Анатолий Равикович не хотел мелькать на экране, но все равно прославился
Анатолию Равиковичу на днях стукнуло 75. Заподозрить это, глядя на актера, невозможно. Он лихо водит машину, взахлеб курит, рассказывает анекдоты «с перчиком», заразительно смеется и строит рожи своим собеседникам. Легендарный Хоботов из «Покровских ворот» вступает в новый год с нетерпеливым ожиданием подарков судьбы. Впрочем, он считает, что все, что нужно, у него уже есть: крепкая семья, любимая работа и много воспоминаний, которые он выпустил в свет, написав книгу о себе.
– Вы из коммунистической семьи, но однажды сказали, что хотите отомстить советской власти. За что?
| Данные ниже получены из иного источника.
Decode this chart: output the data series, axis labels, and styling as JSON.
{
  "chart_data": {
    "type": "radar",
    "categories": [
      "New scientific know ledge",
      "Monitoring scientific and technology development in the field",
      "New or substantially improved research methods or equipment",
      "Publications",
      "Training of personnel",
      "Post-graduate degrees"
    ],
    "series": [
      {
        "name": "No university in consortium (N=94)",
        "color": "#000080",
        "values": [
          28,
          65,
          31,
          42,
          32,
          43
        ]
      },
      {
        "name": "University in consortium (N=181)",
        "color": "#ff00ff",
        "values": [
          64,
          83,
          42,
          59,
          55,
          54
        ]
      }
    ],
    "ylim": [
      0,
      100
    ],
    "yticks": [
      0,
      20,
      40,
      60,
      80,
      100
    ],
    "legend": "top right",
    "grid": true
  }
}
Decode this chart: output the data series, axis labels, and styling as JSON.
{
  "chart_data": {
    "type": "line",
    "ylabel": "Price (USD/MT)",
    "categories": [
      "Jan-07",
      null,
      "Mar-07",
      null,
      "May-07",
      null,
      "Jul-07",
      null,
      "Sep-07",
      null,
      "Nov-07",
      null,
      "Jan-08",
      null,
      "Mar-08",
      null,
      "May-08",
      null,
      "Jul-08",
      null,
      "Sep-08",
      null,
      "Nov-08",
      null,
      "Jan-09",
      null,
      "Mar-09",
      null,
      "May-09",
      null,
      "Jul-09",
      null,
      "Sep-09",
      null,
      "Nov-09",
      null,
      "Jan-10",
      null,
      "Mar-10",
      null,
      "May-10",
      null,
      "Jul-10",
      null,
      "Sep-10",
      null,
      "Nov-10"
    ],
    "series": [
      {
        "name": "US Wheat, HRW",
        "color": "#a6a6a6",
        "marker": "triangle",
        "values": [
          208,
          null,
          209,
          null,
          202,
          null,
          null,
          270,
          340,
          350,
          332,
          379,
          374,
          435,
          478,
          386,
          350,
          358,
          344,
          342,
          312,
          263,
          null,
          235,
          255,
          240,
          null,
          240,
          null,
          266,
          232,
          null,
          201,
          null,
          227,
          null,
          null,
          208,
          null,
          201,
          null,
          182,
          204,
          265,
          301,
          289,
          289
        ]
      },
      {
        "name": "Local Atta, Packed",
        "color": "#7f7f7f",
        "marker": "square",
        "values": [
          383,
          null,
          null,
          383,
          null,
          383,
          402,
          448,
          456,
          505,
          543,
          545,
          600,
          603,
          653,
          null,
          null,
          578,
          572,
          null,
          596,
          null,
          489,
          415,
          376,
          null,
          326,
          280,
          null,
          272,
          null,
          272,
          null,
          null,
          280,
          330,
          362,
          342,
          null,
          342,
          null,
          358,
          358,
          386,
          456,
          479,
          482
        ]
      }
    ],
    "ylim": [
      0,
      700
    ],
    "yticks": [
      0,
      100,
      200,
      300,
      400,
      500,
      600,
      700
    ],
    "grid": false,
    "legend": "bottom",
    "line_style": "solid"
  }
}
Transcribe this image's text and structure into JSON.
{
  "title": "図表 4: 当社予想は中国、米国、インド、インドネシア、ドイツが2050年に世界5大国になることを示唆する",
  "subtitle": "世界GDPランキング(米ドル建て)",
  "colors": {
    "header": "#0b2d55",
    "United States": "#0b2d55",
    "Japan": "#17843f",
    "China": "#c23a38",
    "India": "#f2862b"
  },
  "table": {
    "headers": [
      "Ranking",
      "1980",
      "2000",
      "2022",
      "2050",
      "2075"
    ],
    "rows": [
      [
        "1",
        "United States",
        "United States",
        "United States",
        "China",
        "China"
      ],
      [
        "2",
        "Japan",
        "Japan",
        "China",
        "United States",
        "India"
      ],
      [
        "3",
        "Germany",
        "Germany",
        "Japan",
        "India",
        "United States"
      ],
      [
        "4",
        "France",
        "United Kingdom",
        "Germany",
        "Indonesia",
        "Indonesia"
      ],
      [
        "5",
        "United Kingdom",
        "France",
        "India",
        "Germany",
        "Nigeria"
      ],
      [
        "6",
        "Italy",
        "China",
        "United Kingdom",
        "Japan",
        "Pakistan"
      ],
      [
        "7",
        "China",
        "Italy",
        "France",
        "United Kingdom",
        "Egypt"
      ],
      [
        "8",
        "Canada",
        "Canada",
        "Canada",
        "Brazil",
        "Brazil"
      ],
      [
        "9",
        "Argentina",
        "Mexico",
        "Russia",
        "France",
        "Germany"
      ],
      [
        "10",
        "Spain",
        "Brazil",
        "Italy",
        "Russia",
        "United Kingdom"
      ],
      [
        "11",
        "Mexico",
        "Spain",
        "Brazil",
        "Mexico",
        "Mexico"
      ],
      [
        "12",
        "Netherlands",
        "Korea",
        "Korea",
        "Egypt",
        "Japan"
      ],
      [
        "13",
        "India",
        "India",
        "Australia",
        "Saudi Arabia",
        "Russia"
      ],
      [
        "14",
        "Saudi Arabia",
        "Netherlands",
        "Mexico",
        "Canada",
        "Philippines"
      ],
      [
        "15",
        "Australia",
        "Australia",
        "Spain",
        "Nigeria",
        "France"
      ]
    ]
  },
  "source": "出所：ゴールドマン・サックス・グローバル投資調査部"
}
– За судьбу моих родственников. Мой отец был чернорабочим. Безграмотным человеком, жившим в маленьком местечке. Когда он познакомился с марксизмом, для него это стало делом жизни. Папа организовал первую в городе Глухове комсомольскую еврейскую ячейку. Он не хотел жениться на маме, потому что она была из мелкобуржуазной семьи. Уже спустя много лет я нашел у него записную книжку, на первой страничке был портрет юного Ленина, тщательно обрисованный от руки красивой рамкой. И надпись: «Записная книжка комсомольца Равиковича». Он был сумасшедшим фанатиком коммунизма! И кончил он после всех разочарований, после того, как его сняли с работы из-за национальности, после обыска 46 года, в полуподвальной однокомнатной квартире с маленьким приемником, на котором по ночам слушал «Голос Америки».
– Вы помните репрессии?
– К нам пришли с обыском, из-за того, что кто-то написал на отца анонимку. Я тогда учился в первом классе и до сих пор помню это унижение. Они постучали рано утром, когда все еще спали. У нас была одна комната на пять человек – вонь, грязь, нищета. Отец вышел в подштанниках, несвежих, заплатанных, и мне стало очень стыдно перед этими хорошо одетыми военными в галифе. Я видел смущение папы, и помню эту картину до сих пор.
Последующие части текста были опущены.